Technical Digests---On the Correlation of Radio Transmission with Solar Phenomena
01 January 1936
DAILY character figure for radio transmission is obtained from the data of the short-wave transatlantic telephone circuits of the American Telephone and Telegraph Company. The New YorkLondon circuits are in practically continual use so that they furnish data from which a character figure, representative of the whole 24 hours, may be derived. Such figures are based on the ratio of uncommercial to total time and thus are indirectly dependent on field strengths. In order to facilitate plotting, these character figures were reduced to 3 group indices. Figure 1 shows the indices arranged to bring out the twenty-seven-day recurrence tendency. This is demonstrated by the apparent bunching of the spots into more or less vertical columns.
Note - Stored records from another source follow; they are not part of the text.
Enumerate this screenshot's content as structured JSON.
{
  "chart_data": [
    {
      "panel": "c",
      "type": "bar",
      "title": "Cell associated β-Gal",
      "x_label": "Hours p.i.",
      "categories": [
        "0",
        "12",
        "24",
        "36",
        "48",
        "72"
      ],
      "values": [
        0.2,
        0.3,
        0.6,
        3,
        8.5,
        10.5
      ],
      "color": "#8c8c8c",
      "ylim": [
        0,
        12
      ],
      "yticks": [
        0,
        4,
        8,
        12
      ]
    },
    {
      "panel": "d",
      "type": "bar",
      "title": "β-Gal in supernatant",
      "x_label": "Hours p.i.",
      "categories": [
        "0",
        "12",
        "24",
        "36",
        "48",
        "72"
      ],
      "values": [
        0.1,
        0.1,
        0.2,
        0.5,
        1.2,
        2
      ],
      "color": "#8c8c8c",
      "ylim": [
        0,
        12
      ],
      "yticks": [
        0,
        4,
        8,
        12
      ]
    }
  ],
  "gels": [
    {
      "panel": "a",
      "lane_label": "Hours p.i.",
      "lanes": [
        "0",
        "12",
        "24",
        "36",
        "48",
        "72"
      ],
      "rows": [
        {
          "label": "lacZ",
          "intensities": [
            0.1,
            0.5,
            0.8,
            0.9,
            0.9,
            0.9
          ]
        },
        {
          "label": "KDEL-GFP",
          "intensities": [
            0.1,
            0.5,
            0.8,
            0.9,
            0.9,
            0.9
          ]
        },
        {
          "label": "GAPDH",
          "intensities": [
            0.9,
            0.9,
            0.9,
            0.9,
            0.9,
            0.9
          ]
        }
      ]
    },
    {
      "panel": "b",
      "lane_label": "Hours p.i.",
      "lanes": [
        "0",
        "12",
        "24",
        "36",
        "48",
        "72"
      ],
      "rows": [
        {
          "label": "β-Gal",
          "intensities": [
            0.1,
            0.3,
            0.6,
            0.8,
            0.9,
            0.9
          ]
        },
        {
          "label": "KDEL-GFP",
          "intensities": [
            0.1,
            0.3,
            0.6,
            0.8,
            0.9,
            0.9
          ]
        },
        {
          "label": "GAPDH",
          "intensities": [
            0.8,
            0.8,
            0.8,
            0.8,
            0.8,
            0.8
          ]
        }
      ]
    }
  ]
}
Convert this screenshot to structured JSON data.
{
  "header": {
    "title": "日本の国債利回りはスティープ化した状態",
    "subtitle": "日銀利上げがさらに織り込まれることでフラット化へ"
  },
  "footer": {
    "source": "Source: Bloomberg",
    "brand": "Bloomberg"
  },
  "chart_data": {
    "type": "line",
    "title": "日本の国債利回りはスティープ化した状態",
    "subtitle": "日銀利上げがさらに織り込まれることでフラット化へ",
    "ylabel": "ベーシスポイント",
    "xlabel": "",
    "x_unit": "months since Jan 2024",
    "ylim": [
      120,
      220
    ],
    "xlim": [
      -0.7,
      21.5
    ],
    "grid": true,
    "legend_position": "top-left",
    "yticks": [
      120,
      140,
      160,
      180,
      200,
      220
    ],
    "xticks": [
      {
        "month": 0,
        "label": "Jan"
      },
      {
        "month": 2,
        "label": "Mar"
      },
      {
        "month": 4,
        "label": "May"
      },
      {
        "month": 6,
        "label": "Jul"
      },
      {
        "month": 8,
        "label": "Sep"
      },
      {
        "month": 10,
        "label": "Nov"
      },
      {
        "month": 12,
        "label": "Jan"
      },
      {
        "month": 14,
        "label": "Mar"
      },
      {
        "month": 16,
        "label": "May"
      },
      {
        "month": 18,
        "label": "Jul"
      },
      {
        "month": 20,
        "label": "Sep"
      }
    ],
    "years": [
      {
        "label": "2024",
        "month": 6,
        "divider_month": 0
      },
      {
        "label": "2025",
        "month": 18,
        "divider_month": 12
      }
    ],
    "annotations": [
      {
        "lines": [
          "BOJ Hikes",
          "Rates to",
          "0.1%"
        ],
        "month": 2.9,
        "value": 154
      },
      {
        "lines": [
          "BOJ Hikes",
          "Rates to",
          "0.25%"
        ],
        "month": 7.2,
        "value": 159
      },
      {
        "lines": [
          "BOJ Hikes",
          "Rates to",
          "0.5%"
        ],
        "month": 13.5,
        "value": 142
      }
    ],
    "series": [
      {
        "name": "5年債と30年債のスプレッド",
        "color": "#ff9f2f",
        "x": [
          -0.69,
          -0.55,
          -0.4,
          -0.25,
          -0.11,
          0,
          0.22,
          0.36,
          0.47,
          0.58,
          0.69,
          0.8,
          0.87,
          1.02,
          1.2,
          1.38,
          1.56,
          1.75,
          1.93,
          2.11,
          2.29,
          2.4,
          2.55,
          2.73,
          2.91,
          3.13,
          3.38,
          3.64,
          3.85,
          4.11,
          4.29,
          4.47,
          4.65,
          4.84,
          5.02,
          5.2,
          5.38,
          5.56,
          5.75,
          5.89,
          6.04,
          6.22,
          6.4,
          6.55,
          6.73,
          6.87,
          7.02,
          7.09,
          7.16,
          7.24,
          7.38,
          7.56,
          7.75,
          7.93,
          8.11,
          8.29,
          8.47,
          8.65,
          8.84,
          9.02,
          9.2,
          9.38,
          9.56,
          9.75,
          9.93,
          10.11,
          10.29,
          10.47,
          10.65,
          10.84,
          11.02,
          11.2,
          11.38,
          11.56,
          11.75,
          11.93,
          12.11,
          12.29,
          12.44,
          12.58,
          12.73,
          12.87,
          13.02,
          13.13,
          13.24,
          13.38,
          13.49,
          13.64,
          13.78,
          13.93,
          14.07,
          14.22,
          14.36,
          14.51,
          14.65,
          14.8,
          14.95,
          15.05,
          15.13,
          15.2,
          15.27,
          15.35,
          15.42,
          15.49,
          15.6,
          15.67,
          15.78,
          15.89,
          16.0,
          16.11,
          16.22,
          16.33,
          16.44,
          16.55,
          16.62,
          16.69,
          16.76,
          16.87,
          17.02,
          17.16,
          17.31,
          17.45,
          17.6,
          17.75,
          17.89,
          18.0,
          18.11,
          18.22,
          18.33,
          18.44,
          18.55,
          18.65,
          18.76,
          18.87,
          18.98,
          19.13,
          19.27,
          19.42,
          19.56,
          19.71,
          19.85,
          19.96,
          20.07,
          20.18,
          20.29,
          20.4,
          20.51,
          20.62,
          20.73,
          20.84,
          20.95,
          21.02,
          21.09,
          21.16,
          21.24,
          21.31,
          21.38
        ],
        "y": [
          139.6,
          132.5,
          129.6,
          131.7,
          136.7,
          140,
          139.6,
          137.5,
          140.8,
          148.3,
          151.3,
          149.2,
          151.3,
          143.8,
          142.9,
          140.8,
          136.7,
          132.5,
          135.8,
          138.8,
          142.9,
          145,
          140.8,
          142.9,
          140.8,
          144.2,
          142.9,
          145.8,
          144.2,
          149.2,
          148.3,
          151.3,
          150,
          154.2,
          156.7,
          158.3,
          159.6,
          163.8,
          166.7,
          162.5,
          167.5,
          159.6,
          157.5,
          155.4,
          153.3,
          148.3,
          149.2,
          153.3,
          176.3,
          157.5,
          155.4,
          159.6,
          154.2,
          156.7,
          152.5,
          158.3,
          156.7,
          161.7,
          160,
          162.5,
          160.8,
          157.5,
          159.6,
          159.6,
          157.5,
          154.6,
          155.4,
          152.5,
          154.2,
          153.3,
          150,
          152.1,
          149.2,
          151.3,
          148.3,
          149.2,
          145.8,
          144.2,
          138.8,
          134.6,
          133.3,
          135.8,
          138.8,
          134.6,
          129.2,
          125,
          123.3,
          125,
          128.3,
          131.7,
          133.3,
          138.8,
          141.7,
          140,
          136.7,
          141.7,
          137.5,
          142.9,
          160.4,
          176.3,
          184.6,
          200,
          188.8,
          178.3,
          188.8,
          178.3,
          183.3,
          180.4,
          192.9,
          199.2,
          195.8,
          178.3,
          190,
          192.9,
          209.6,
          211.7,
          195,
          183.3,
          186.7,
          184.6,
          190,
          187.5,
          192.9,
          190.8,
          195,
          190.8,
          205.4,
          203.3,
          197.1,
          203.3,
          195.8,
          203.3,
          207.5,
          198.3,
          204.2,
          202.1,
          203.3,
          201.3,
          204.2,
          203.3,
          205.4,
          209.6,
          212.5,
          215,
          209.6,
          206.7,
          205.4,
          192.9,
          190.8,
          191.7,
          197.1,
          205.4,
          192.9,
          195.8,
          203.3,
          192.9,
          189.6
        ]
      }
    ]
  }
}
Terrestrial magnetic data are shown alongside in similar form for comparison. The recurrence tendency is well enough marked in the chart so that useful predictions of future behavior may be made. The chart is kept up to date and then by inspection a prediction may be made for any day not more than twenty-seven days distant. Some idea of the probable accuracy may also be obtained from the chart by noting whether the day in question falls, for instance, in the middle of a major sequence or on the ragged edge of a poorly defined one. Such probable accuracy is expressed by modification of the prediction with the words "probably" or "possibly." The correlation between the two phenomena is good enough so that predictions of activity of one nature may be made from the chart of the other type of activity.